With today's technology, ruggedized, survivable data recording of many thousand channels is possible, eliminating one reason for telemetry on manned spacecraft.
Early sci-fi depictions of space travel were depicted as limited in voice communications, and telemetry was rarely even mentioned. This was due to several factors:
(1) Authors were unaware of then-current electronic and telemetry capability.
(2) It was more dramatically compelling to depict space travelers as isolated "polar expedition"-type explorers.
(3) Film production of a smaller cast and simpler set was cheaper than a huge mission control set. In those days audience and readers were not often unaware of "mission control"-style operations, so the cheaper route (from a film production standpoint) was considered adequate.
(4) The ability to reliably telemeter large amounts of data over long distances (esp. to deep space) was only developed during the early 1960s. General awareness of this sea change naturally lagged the reality. It took extensive signal processing, world-spanning data communications networks, and huge radio telescope dishes repurposed as communications antennas. Early during Apollo development, knowledgeable planners assumed the primary nav method would be via on-board via inertial nav and computers.

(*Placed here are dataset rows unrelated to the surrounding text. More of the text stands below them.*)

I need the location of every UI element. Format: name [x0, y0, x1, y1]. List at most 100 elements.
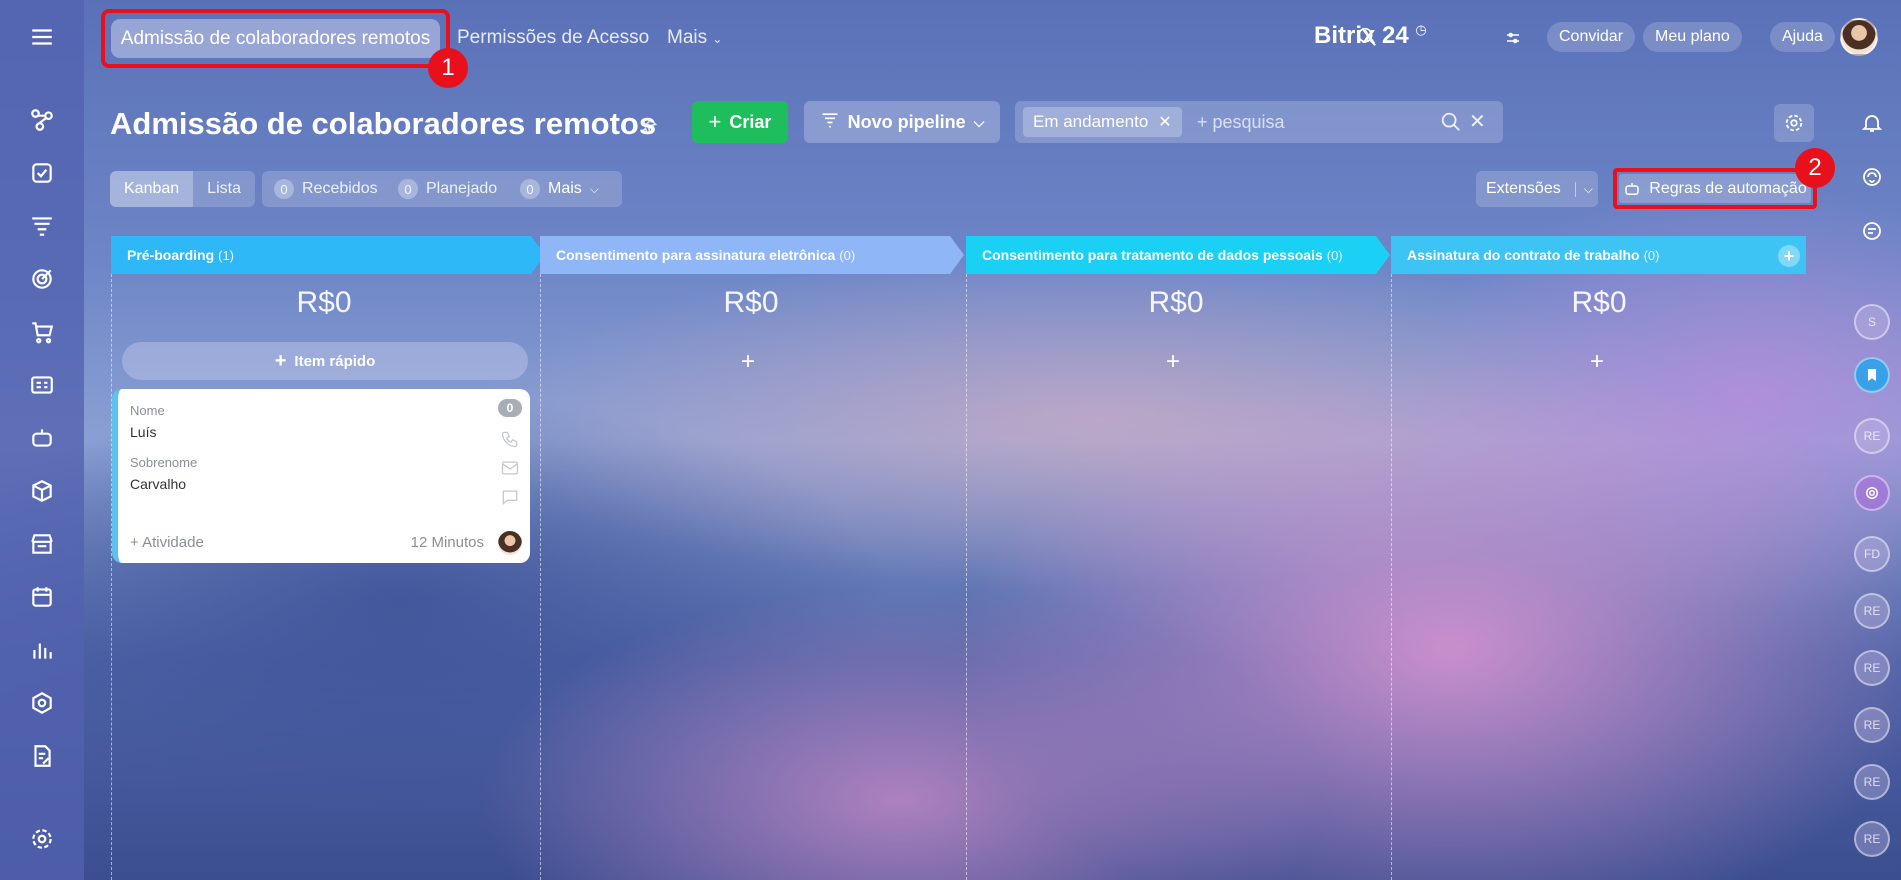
stage-name: Assinatura do contrato de trabalho [1407, 247, 1640, 263]
counter-planned-label: Planejado [426, 180, 498, 197]
counter-more[interactable]: 0 Mais ⌵ [520, 179, 599, 199]
settings-gear-icon[interactable] [22, 819, 62, 859]
store-icon[interactable] [22, 524, 62, 564]
counter-more-label: Mais [548, 180, 582, 197]
search-icon[interactable] [1440, 111, 1462, 138]
chevron-down-icon: ⌵ [973, 113, 985, 130]
stage-name: Consentimento para tratamento de dados p… [982, 247, 1323, 263]
pipeline-label: Novo pipeline [847, 111, 966, 132]
chat-sync-icon[interactable] [1855, 214, 1889, 248]
counters-bar: 0 Recebidos 0 Planejado 0 Mais ⌵ [262, 171, 622, 207]
close-icon[interactable]: ✕ [1158, 112, 1171, 132]
stage-arrow [1376, 236, 1390, 274]
quick-item-button[interactable]: + Item rápido [122, 342, 528, 380]
column-divider [1391, 274, 1392, 880]
contacts-card-icon[interactable] [22, 365, 62, 405]
stage-name: Pré-boarding [127, 247, 215, 263]
annotation-badge-1: 1 [428, 48, 468, 88]
recent-chat-avatar[interactable]: S [1854, 304, 1890, 340]
pin-icon[interactable] [638, 116, 658, 141]
robot-icon[interactable] [22, 418, 62, 458]
recent-chat-avatar[interactable]: RE [1854, 418, 1890, 454]
chat-icon[interactable] [500, 487, 520, 507]
stage-count: (0) [839, 247, 856, 263]
counter-received[interactable]: 0 Recebidos [274, 179, 378, 199]
stage-arrow [950, 236, 964, 274]
stage-amount: R$0 [1571, 286, 1627, 319]
right-sidebar: S RE FD RE RE RE RE RE [1841, 74, 1901, 880]
crm-funnel-icon[interactable] [22, 206, 62, 246]
analytics-icon[interactable] [22, 630, 62, 670]
responsible-avatar[interactable] [498, 531, 522, 555]
board-settings-button[interactable] [1774, 104, 1814, 142]
add-activity-link[interactable]: + Atividade [130, 534, 204, 551]
phone-icon[interactable] [500, 429, 520, 449]
stage-name: Consentimento para assinatura eletrônica [556, 247, 836, 263]
stage-count: (1) [218, 247, 235, 263]
bookmark-icon[interactable] [1854, 357, 1890, 393]
counter-more-num: 0 [520, 179, 540, 199]
add-item-plus-icon[interactable]: + [741, 348, 755, 376]
stage-header-data-consent[interactable]: Consentimento para tratamento de dados p… [966, 236, 1390, 274]
plus-icon: + [274, 349, 287, 372]
extensions-label: Extensões [1486, 180, 1561, 197]
invite-button[interactable]: Convidar [1547, 22, 1636, 52]
plus-icon: + [708, 109, 722, 134]
bell-icon[interactable] [1855, 106, 1889, 140]
tab-access-permissions[interactable]: Permissões de Acesso [457, 27, 649, 49]
target-icon[interactable] [22, 259, 62, 299]
tab-onboarding-remote[interactable]: Admissão de colaboradores remotos [111, 19, 440, 58]
extensions-button[interactable]: Extensões ⌵ [1476, 171, 1598, 207]
tab-more[interactable]: Mais ⌄ [667, 27, 722, 49]
copilot-icon[interactable] [1855, 160, 1889, 194]
document-sign-icon[interactable] [22, 736, 62, 776]
add-item-plus-icon[interactable]: + [1166, 348, 1180, 376]
recent-chat-avatar[interactable]: RE [1854, 821, 1890, 857]
annotation-badge-2: 2 [1795, 148, 1835, 188]
new-pipeline-button[interactable]: Novo pipeline ⌵ [804, 101, 1000, 143]
stage-header-employment-contract[interactable]: Assinatura do contrato de trabalho (0) + [1391, 236, 1806, 274]
counter-planned[interactable]: 0 Planejado [398, 179, 497, 199]
stage-count: (0) [1643, 247, 1660, 263]
filter-chip-label: Em andamento [1033, 112, 1149, 131]
cart-icon[interactable] [22, 312, 62, 352]
recent-chat-avatar[interactable]: RE [1854, 650, 1890, 686]
stage-header-pre-boarding[interactable]: Pré-boarding (1) [111, 236, 545, 274]
create-button[interactable]: + Criar [692, 101, 788, 143]
channel-icon[interactable] [1854, 475, 1890, 511]
recent-chat-avatar[interactable]: RE [1854, 764, 1890, 800]
clear-icon[interactable]: ✕ [1469, 109, 1486, 134]
tasks-icon[interactable] [22, 153, 62, 193]
card-counter-badge: 0 [498, 399, 522, 417]
my-plan-button[interactable]: Meu plano [1643, 22, 1742, 52]
view-list[interactable]: Lista [193, 171, 255, 207]
search-filter-box[interactable]: Em andamento ✕ + pesquisa ✕ [1015, 101, 1503, 143]
calendar-icon[interactable] [22, 577, 62, 617]
search-input[interactable]: + pesquisa [1197, 112, 1285, 133]
add-item-plus-icon[interactable]: + [1590, 348, 1604, 376]
user-avatar[interactable] [1840, 18, 1878, 56]
hexagon-icon[interactable] [22, 683, 62, 723]
automation-rules-button[interactable]: Regras de automação [1619, 174, 1811, 203]
clock-icon: ◷ [1415, 22, 1427, 37]
sliders-icon[interactable] [1504, 29, 1522, 52]
box-icon[interactable] [22, 471, 62, 511]
view-kanban[interactable]: Kanban [110, 171, 194, 207]
recent-chat-avatar[interactable]: RE [1854, 707, 1890, 743]
filter-chip-in-progress[interactable]: Em andamento ✕ [1023, 107, 1182, 137]
deal-card[interactable]: 0 Nome Luís Sobrenome Carvalho + Ativida… [112, 389, 530, 563]
stage-amount: R$0 [723, 286, 779, 319]
help-button[interactable]: Ajuda [1770, 22, 1835, 52]
email-icon[interactable] [500, 458, 520, 478]
tab-more-label: Mais [667, 27, 708, 48]
quick-item-label: Item rápido [294, 352, 376, 370]
field-value-name[interactable]: Luís [130, 424, 156, 440]
add-stage-icon[interactable]: + [1778, 245, 1800, 267]
feed-icon[interactable] [22, 100, 62, 140]
field-value-surname[interactable]: Carvalho [130, 476, 186, 492]
recent-chat-avatar[interactable]: RE [1854, 593, 1890, 629]
card-time: 12 Minutos [410, 534, 484, 551]
menu-icon[interactable] [22, 17, 62, 57]
recent-chat-avatar[interactable]: FD [1854, 536, 1890, 572]
stage-header-e-signature-consent[interactable]: Consentimento para assinatura eletrônica… [540, 236, 964, 274]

It was *after* Apollo was in active development that earth-based radar navigation was improved to be the main mode, vs on-board nav. So it's not just early Sci-Fi writers being uninformed. The most technically informed people -- those working on Apollo development, weren't sure earth-based navigation and control would be possible.

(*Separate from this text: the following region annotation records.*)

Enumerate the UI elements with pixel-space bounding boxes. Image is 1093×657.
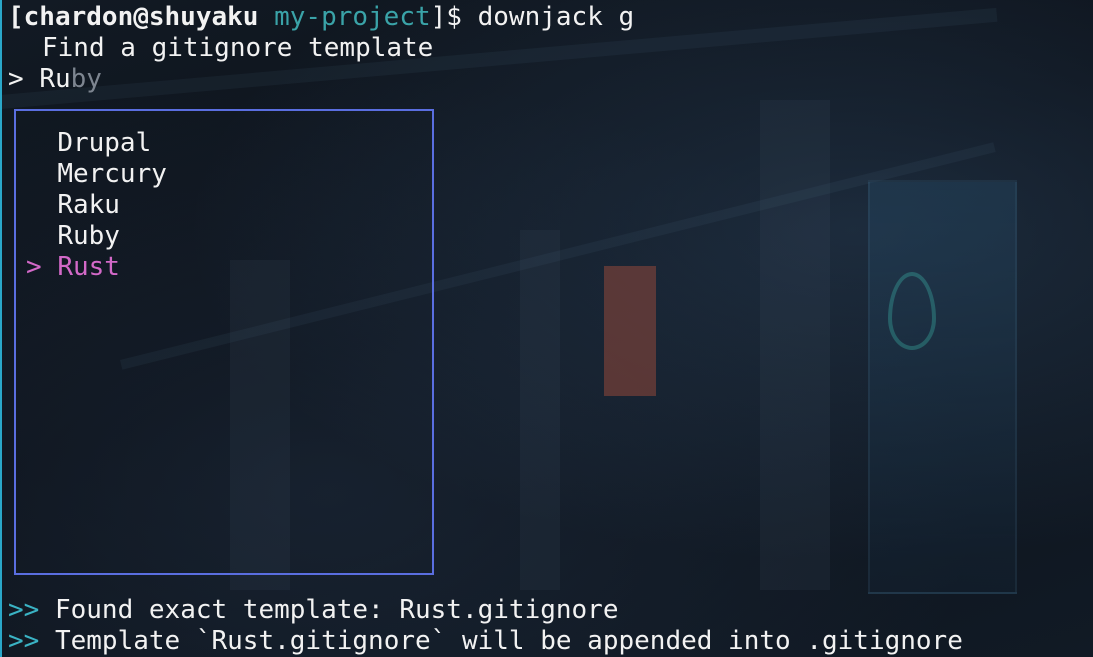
list-item-selected[interactable]: > Rust bbox=[26, 252, 120, 283]
output-prefix: >> bbox=[8, 595, 40, 625]
list-item[interactable]: Ruby bbox=[26, 221, 120, 252]
prompt-command: downjack g bbox=[477, 2, 635, 32]
query-typed-text: Ru bbox=[39, 64, 71, 94]
prompt-user-host: [chardon@shuyaku bbox=[8, 2, 259, 32]
prompt-suffix: ]$ bbox=[430, 2, 478, 32]
list-item[interactable]: Drupal bbox=[26, 128, 151, 159]
list-item[interactable]: Mercury bbox=[26, 159, 167, 190]
selected-marker: > bbox=[26, 252, 42, 282]
query-marker: > bbox=[8, 64, 24, 94]
output-prefix: >> bbox=[8, 626, 40, 656]
prompt-directory: my-project bbox=[274, 2, 431, 32]
list-item[interactable]: Raku bbox=[26, 190, 120, 221]
output-line: >> Template `Rust.gitignore` will be app… bbox=[8, 626, 963, 656]
finder-query-input[interactable]: > Ruby bbox=[8, 64, 102, 95]
terminal-window[interactable]: [chardon@shuyaku my-project]$ downjack g… bbox=[0, 0, 1093, 657]
output-line: >> Found exact template: Rust.gitignore bbox=[8, 595, 619, 625]
query-suggestion-text: by bbox=[70, 64, 102, 94]
shell-prompt-line: [chardon@shuyaku my-project]$ downjack g bbox=[8, 2, 634, 33]
template-list[interactable]: Drupal Mercury Raku Ruby > Rust bbox=[14, 109, 434, 575]
window-edge bbox=[0, 0, 2, 657]
finder-title: Find a gitignore template bbox=[42, 33, 434, 63]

With today's technology, things have come full circle. It's now possible to have mostly on-board navigation, data recording and analysis -- If that is deemed the best way by future decision makers. Certainly for a manned Mars mission that must be the approach, as light travel time would not permit rapid assessment of telemetered data on earth.
We see harbingers of this in aviation. Originally commercial aircraft had a flight crew of 5 -- pilot, co-pilot, navigator, radio man, and flight engineer. One by one all positions except pilot and co-pilot were replaced by increasingly sophisticated electronics and computers. Instead of a flight engineer scrutinizing a wall of analog gauges, computers monitor the data, evaluate it, and notify the pilot or co-pilot only if necessary. Likewise communications and navigation are so automated that the reduced workload can be handled by the smaller flight crew. In similar ways a future spacecraft would have advanced computers which filter and analyze the data for the crew, not necessarily requiring scores of mission control engineers.
Mission-control-style operations do not limit the scalability of future manned space missions. The capability already exists to do missions with much greater on-board autonomy and reduced ground-based mission personnel.
ravens_cry
2011-Nov-14, 09:42 AM
Hells, we are seen signs of it already. How many people are at Mission Control when the Falcon 1 takes off? There is other support personnel and a manned mission, being significantly more complicated will have more people. But, as time goes on, I do see this potentially changing. It will have to as we explore farther and farther from Earth.